[ARC5] RU, GF, and What Else?

Mike Morrow kk5f at earthlink.net
Tue Nov 10 09:15:24 EST 2015


Wayne wrote:

> Unfortunately the references on the SBD and TBD are less informative in
> respect to the radios.  Anyone know what those airplanes would have been
> equipped with in that timeframe?  Would they have had RU and GF equipment
> as well as some other radio gear?

Mike Hanz has a document showing radio equipment that was typical of about 100 USN aircraft before WWII and early into WWII.

 http://aafradio.org/docs/1943-Navy-radio-gear.html

A general observation is that early WWII USN single-engine aircraft typically had either "command" type of gear (if there was only one crewman) or "liaison" type gear (if there was a gunner/radio operator)...but NOT both.

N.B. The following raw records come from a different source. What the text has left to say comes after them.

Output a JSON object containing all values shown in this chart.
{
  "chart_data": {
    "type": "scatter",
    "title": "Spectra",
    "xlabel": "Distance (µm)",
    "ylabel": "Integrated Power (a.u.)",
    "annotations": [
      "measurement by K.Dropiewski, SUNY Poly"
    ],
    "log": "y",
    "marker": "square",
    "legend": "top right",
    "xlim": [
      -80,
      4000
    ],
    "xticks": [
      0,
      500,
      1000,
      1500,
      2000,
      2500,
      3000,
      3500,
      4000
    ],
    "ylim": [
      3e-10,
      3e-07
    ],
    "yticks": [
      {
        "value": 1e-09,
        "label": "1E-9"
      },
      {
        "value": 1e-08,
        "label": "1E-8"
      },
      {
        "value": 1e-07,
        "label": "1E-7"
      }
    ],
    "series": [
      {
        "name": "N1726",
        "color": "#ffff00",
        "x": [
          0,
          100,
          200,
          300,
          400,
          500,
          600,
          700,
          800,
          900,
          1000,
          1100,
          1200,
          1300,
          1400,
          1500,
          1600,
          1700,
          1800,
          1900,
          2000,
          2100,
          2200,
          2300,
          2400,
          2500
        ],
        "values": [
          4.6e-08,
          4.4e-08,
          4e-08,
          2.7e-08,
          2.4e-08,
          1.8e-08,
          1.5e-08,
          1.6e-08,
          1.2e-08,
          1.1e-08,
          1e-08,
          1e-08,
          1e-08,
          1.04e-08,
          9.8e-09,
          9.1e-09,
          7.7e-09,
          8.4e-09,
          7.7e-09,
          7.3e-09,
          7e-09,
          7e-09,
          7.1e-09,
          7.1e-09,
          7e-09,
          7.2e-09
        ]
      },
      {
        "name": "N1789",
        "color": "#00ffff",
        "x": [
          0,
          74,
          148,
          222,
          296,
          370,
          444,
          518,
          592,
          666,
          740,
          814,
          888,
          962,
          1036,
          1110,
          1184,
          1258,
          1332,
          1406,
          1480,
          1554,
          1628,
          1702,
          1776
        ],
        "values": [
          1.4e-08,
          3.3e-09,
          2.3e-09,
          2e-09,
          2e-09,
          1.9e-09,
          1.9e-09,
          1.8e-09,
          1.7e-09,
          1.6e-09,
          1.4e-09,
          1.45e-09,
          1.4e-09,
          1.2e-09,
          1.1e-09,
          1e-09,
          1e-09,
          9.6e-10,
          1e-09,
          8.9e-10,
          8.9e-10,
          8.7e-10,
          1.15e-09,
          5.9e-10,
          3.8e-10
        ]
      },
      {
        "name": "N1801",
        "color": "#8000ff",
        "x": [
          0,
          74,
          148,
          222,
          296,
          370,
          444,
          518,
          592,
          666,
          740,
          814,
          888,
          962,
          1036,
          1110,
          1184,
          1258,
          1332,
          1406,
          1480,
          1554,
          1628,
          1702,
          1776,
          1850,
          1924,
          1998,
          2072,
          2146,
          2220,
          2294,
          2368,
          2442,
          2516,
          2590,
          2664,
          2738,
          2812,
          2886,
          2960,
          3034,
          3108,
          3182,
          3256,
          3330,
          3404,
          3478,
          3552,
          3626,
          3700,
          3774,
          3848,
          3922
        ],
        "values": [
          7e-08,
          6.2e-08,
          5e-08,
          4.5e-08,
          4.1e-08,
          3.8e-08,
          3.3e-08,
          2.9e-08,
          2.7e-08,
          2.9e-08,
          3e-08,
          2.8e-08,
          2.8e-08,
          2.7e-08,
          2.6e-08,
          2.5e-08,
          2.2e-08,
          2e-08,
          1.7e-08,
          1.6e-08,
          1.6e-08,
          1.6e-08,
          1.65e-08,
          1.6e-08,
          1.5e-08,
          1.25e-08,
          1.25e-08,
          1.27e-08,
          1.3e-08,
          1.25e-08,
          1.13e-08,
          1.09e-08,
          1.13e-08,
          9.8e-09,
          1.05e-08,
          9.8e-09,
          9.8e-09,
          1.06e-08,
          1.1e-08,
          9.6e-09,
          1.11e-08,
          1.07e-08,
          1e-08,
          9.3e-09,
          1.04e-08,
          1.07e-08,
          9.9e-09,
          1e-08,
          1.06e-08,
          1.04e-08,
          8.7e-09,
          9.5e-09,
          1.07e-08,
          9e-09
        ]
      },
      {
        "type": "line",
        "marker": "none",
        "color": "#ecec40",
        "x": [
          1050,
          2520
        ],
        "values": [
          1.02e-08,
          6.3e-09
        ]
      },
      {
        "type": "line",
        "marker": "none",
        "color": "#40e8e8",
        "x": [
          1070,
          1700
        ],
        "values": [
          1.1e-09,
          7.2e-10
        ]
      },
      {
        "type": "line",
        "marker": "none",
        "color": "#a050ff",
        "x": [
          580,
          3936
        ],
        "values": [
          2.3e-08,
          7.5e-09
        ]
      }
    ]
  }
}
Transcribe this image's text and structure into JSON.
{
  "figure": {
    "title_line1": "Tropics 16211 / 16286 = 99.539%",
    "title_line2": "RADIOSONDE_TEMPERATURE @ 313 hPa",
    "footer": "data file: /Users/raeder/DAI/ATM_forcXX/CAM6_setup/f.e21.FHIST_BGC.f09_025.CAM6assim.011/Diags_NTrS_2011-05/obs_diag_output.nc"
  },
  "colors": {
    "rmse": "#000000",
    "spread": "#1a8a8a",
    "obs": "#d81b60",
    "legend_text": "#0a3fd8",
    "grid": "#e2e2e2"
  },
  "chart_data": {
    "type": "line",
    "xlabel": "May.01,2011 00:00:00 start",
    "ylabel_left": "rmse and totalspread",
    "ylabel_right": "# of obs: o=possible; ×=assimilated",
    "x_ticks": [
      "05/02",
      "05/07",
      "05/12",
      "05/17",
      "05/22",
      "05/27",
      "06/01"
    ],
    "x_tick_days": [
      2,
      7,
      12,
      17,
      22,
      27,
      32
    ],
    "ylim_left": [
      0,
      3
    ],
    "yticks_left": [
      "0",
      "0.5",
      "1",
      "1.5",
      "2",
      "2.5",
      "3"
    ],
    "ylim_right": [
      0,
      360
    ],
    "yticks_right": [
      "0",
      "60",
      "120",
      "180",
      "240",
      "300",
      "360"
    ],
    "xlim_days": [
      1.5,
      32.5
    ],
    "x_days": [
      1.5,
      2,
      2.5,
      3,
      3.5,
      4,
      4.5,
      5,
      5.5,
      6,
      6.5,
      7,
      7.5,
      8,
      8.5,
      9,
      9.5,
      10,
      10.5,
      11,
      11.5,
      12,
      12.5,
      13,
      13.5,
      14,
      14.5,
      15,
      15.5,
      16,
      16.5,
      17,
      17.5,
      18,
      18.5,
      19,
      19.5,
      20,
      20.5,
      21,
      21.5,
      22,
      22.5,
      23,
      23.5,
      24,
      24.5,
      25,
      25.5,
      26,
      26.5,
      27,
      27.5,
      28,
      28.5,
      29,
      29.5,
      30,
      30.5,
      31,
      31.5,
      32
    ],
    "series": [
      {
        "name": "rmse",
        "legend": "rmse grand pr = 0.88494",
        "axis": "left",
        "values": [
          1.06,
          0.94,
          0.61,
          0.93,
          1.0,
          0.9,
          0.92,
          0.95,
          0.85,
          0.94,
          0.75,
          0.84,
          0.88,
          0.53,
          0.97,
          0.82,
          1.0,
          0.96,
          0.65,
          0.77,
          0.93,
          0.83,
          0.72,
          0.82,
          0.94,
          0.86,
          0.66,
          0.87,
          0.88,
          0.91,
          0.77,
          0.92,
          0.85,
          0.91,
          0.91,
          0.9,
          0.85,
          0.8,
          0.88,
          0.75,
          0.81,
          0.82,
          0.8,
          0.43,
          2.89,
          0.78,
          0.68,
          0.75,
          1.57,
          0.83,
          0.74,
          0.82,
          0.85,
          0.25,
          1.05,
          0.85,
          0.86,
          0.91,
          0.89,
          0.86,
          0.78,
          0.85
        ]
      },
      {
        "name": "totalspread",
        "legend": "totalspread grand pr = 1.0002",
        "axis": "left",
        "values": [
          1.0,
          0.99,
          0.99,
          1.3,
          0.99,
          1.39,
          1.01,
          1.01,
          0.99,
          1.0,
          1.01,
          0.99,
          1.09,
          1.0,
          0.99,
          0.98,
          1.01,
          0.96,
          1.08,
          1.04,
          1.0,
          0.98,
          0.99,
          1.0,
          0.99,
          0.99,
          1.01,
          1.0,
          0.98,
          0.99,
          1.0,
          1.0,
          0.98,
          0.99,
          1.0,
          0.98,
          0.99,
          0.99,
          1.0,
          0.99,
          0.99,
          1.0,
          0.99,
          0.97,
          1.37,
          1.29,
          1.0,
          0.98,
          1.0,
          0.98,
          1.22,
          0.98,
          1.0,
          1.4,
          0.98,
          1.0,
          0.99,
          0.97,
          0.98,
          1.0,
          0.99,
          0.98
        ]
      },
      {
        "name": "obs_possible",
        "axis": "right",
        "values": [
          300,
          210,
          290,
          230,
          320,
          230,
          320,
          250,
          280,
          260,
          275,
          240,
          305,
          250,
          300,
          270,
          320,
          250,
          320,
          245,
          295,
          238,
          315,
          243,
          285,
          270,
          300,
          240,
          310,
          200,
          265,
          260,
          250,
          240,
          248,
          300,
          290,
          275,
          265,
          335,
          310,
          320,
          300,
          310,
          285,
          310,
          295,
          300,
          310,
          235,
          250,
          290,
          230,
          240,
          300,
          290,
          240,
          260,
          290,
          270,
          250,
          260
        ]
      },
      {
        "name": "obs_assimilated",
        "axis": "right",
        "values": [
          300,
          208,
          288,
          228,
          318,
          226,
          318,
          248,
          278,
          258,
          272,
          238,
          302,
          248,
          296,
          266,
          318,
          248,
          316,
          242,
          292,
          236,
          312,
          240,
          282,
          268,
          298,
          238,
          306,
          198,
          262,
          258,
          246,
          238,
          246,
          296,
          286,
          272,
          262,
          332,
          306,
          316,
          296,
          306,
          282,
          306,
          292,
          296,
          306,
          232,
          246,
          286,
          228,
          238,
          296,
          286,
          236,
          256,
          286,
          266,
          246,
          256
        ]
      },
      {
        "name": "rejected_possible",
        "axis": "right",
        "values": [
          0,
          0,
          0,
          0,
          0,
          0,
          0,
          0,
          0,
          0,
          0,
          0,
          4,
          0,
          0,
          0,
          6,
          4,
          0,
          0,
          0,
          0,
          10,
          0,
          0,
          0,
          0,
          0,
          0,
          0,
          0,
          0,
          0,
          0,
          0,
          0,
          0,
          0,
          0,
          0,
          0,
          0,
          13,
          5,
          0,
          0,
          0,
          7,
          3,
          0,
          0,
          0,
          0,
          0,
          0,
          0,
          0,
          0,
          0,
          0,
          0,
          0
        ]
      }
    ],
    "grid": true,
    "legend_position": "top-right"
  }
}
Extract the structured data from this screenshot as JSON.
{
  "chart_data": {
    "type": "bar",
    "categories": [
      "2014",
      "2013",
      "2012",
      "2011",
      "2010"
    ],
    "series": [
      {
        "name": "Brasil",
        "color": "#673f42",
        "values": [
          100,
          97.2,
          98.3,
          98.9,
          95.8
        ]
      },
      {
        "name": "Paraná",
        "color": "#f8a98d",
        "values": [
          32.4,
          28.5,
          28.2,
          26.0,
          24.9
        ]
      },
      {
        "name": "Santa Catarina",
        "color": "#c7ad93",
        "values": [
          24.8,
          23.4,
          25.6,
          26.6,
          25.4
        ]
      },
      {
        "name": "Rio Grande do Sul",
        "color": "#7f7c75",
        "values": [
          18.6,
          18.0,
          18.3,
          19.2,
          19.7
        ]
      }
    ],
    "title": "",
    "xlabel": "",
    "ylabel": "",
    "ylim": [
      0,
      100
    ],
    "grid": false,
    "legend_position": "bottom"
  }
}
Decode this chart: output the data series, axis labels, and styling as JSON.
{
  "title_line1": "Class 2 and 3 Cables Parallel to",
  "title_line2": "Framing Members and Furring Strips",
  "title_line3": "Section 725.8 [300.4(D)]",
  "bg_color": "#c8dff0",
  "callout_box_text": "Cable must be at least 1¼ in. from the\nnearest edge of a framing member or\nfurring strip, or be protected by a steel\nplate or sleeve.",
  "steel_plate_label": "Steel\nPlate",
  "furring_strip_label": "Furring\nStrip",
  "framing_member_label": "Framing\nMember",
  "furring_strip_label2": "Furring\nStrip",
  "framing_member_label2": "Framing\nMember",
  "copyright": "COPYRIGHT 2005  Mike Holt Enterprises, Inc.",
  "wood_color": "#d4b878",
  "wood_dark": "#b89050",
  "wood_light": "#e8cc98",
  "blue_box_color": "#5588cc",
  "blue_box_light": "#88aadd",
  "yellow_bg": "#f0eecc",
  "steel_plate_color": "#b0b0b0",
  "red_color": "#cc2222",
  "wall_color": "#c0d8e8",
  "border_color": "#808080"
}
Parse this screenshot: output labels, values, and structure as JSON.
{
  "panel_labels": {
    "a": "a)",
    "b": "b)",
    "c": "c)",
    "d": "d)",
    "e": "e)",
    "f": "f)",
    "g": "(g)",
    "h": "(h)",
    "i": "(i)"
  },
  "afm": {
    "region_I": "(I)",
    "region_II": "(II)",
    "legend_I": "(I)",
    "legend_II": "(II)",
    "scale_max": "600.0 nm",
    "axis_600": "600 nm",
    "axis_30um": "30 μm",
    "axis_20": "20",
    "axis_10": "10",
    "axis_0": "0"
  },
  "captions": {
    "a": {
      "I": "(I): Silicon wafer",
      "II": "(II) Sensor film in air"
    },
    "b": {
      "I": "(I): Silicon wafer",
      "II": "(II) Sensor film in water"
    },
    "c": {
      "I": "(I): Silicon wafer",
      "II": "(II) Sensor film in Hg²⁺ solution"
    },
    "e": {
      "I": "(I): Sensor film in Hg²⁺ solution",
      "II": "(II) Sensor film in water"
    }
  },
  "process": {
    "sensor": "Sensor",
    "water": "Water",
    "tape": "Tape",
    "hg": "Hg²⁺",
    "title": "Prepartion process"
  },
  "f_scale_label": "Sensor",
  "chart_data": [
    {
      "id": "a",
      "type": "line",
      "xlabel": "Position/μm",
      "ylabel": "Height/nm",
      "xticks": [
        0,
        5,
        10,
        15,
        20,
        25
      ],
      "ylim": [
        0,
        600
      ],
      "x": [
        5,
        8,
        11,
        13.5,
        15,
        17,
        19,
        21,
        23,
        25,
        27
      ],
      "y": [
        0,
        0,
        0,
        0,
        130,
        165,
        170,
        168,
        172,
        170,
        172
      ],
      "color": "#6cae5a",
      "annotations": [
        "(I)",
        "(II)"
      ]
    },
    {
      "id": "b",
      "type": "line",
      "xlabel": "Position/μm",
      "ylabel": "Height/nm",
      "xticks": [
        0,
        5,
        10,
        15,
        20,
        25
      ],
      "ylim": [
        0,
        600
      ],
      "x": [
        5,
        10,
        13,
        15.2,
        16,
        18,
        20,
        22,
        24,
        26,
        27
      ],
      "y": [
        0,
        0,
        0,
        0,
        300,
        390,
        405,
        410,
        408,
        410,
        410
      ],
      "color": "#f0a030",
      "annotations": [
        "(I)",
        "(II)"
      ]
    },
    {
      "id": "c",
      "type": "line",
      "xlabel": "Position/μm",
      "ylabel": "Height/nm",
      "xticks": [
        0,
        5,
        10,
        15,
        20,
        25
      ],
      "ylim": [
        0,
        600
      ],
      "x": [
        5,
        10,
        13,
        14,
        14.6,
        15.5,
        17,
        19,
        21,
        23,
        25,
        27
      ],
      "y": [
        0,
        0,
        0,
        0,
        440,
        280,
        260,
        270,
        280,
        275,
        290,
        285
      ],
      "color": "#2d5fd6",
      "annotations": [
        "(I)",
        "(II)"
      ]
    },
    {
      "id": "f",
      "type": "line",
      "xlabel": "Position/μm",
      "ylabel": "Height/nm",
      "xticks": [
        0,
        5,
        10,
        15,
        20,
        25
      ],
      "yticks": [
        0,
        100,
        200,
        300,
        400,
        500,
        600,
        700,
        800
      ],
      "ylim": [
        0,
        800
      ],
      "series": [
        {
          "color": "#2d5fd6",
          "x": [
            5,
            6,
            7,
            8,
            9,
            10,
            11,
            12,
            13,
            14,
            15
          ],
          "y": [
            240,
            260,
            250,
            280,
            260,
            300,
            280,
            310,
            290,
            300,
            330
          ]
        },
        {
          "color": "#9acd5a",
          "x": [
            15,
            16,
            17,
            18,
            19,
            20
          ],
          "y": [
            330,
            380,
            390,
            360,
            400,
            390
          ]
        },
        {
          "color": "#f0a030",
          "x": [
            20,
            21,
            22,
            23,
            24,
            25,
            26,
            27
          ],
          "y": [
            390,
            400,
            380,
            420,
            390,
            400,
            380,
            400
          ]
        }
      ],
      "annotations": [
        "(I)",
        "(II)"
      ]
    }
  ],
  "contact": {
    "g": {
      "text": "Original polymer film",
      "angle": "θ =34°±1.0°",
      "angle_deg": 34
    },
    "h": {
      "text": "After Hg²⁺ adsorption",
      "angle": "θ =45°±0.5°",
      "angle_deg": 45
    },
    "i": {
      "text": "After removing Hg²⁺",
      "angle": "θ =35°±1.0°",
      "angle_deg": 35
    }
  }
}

For example, Mike's document shows a GF-8/RU-13 command-type set plus ZB-* homing for F4F-4, and a GP-6/RU-11 liaison-type set plus ZB-* homing for a SBD-3.  (This info also indicates that both aircraft had 14 vdc power, but the SBD-3 also had 800 Hz ac power as well.  The SB2C-1 is shown with GP-6/RU-13, indicating 28 vdc power.)

[Interesting(?) Sidenote:  The Type K Airship is shown with a GF-12/RU-17 command set and a GP-7/RU-19 liaison set...a classic example of the RU receiver's ladt hurrah.  It is very odd, this baseless notion some here have, that the RU-series receivers was some sort of obsolete, poor-performing, "tempermental", stop-gap set.  It was none of that.  RUs were used in almost every USN airborne installation for a decade after 1931, and by 1934 the final design was a very modern TRF.  Just look at the tabulation in Mike's document of where the RU was found, circa 1941!]

Just a little later in the war aircraft like the F4F would likely use the later ATA/ARA (followed by the AN/ARC-5) command-type set.  Later too, aircraft like the SBD would likely use the ATC(AN/ART-13)/ARB liaison-type set.  During that time VHF-AM command sets would show up on both aircraft types, with R-28/T-23 in AN/ARC-5 racks, and AN/ARC-4 (followed by AN/ARC-1) in the larger aircraft.